While Judaism marks its new year, Rosh Hashanah, as a joyous celebration, one where families gather for prayer and meals and reflect on our hopes for the year to come, it is surely also a solemn time. Rosh Hashanah demarcates the beginning of the Ten Days of Penitence, the period of reflection and introspection leading to Yom Kippur. The former is clearly an introduction to the latter, a day on which we afflict our souls with the hope of achieving spiritual cleansing, when we appeal to the Qadosh Barukh Hu for another chance, for an opportunity to move forward with a clean slate even though we are not worthy.
Compare that with our modern conception of January 1st. How do Americans mark this transition? By celebrating with no higher goal than partying with abandon. Yes, there may be some who make resolutions for self-improvement, but one must wonder how deeply these resolutions penetrate the soul of the resolved.
Meanwhile the Tenth of Tevet, one of a handful of minor fast days sprinkled through the Jewish calendar, commemorates the beginning of the siege of Jerusalem at the hands of the Babylonian empire in 587 BCE. Nineteen months later, Nebuchadnezzar’s forces destroyed the First Temple, laid waste to the rest of the city, and exiled the Israelites to Babylon (today Iraq). But we live in a world with a Jewish state in the traditional land of Israel, a much-rebuilt Jerusalem under Jewish and democratic sovereignty. There are those that say that we ought to dispense with fasts related to Jerusalem laid waste; we are no longer lamenting like Jeremiah, or yearning like our ancestors did for 2,000 years. The flip side of the Tenth of Tevet, the Seventeenth of Tammuz, and the Ninth of Av is Hatikvah, the national anthem of the State of Israel.

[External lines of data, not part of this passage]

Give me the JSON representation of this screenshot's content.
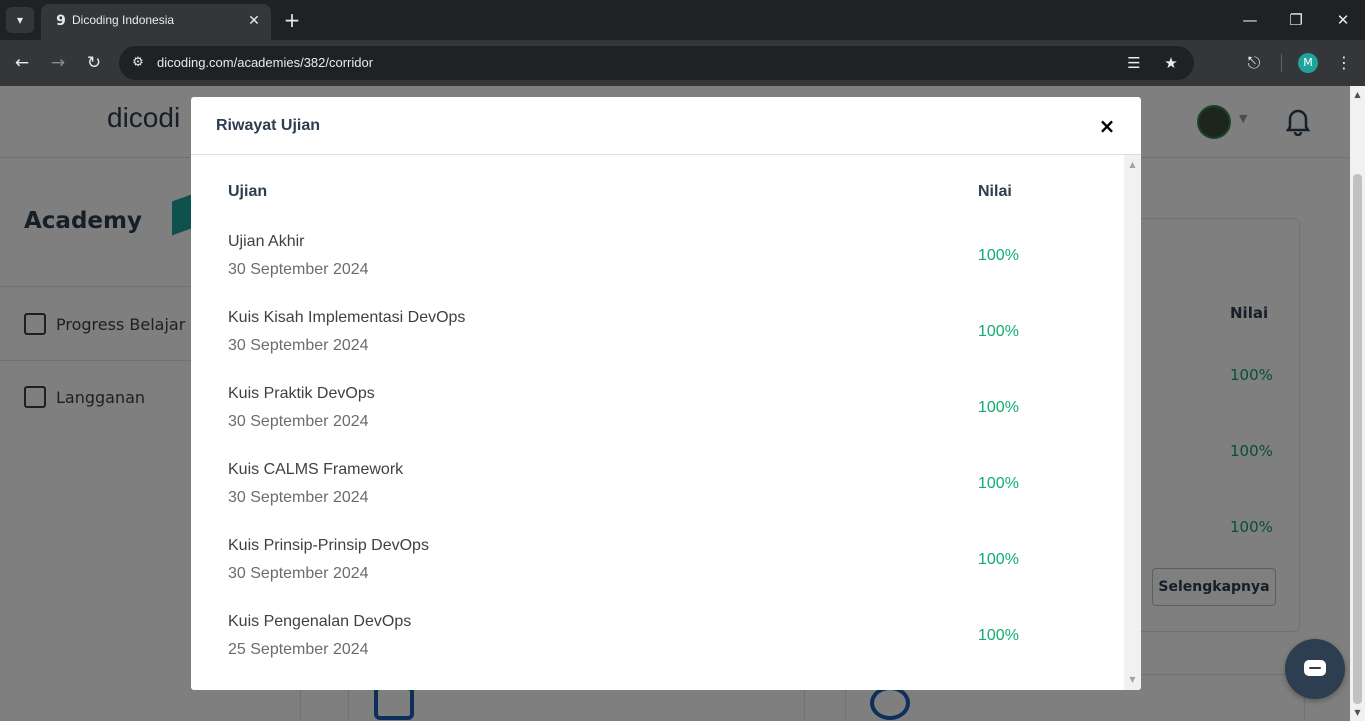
{
  "browser": {
    "tab_title": "Dicoding Indonesia",
    "url": "dicoding.com/academies/382/corridor",
    "profile_initial": "M"
  },
  "page": {
    "logo": "dicodi",
    "sidebar_title": "Academy",
    "sidebar_items": [
      {
        "label": "Progress Belajar",
        "icon": "progress-icon"
      },
      {
        "label": "Langganan",
        "icon": "document-icon"
      }
    ],
    "background_card": {
      "column_header": "Nilai",
      "scores": [
        "100%",
        "100%",
        "100%"
      ],
      "button_label": "Selengkapnya"
    }
  },
  "modal": {
    "title": "Riwayat Ujian",
    "close_symbol": "×",
    "headers": {
      "exam": "Ujian",
      "score": "Nilai"
    },
    "rows": [
      {
        "name": "Ujian Akhir",
        "date": "30 September 2024",
        "score": "100%"
      },
      {
        "name": "Kuis Kisah Implementasi DevOps",
        "date": "30 September 2024",
        "score": "100%"
      },
      {
        "name": "Kuis Praktik DevOps",
        "date": "30 September 2024",
        "score": "100%"
      },
      {
        "name": "Kuis CALMS Framework",
        "date": "30 September 2024",
        "score": "100%"
      },
      {
        "name": "Kuis Prinsip-Prinsip DevOps",
        "date": "30 September 2024",
        "score": "100%"
      },
      {
        "name": "Kuis Pengenalan DevOps",
        "date": "25 September 2024",
        "score": "100%"
      }
    ]
  },
  "colors": {
    "score_green": "#0fae6f",
    "brand_navy": "#2d3e50",
    "brand_teal": "#1fa39b"
  }
}
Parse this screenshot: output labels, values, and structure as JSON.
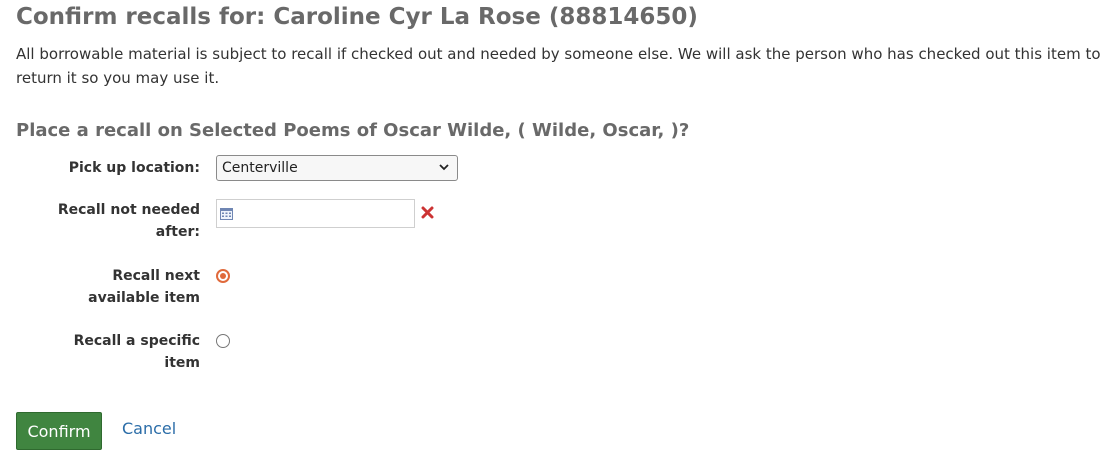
{
  "page": {
    "title": "Confirm recalls for: Caroline Cyr La Rose (88814650)",
    "intro": "All borrowable material is subject to recall if checked out and needed by someone else. We will ask the person who has checked out this item to return it so you may use it."
  },
  "form": {
    "heading": "Place a recall on Selected Poems of Oscar Wilde, ( Wilde, Oscar, )?",
    "pickup_label": "Pick up location:",
    "pickup_value": "Centerville",
    "expiration_label": "Recall not needed after:",
    "expiration_value": "",
    "next_item_label": "Recall next available item",
    "specific_item_label": "Recall a specific item",
    "selected_option": "next_item"
  },
  "actions": {
    "confirm_label": "Confirm",
    "cancel_label": "Cancel"
  },
  "colors": {
    "title": "#696969",
    "confirm_bg": "#408540",
    "radio_accent": "#e06a3c",
    "clear_icon": "#cc3333",
    "link": "#2b6da8"
  },
  "icons": {
    "calendar": "calendar-icon",
    "clear": "clear-x-icon",
    "dropdown": "chevron-down-icon"
  }
}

And so, on this particular fast day, we may recall the opportunity for a second chance that the Jewish New Year promises, an added foil to the debauchery engendered by the secular new year. As we look toward Tu Bishvat and Pesah, which the Mishnah (Rosh Hashanah 1:1) identifies as two of the four Jewish new year dates, we remember that we do not live from party to party, but from milestone to milestone and season to season as we continue to rebuild.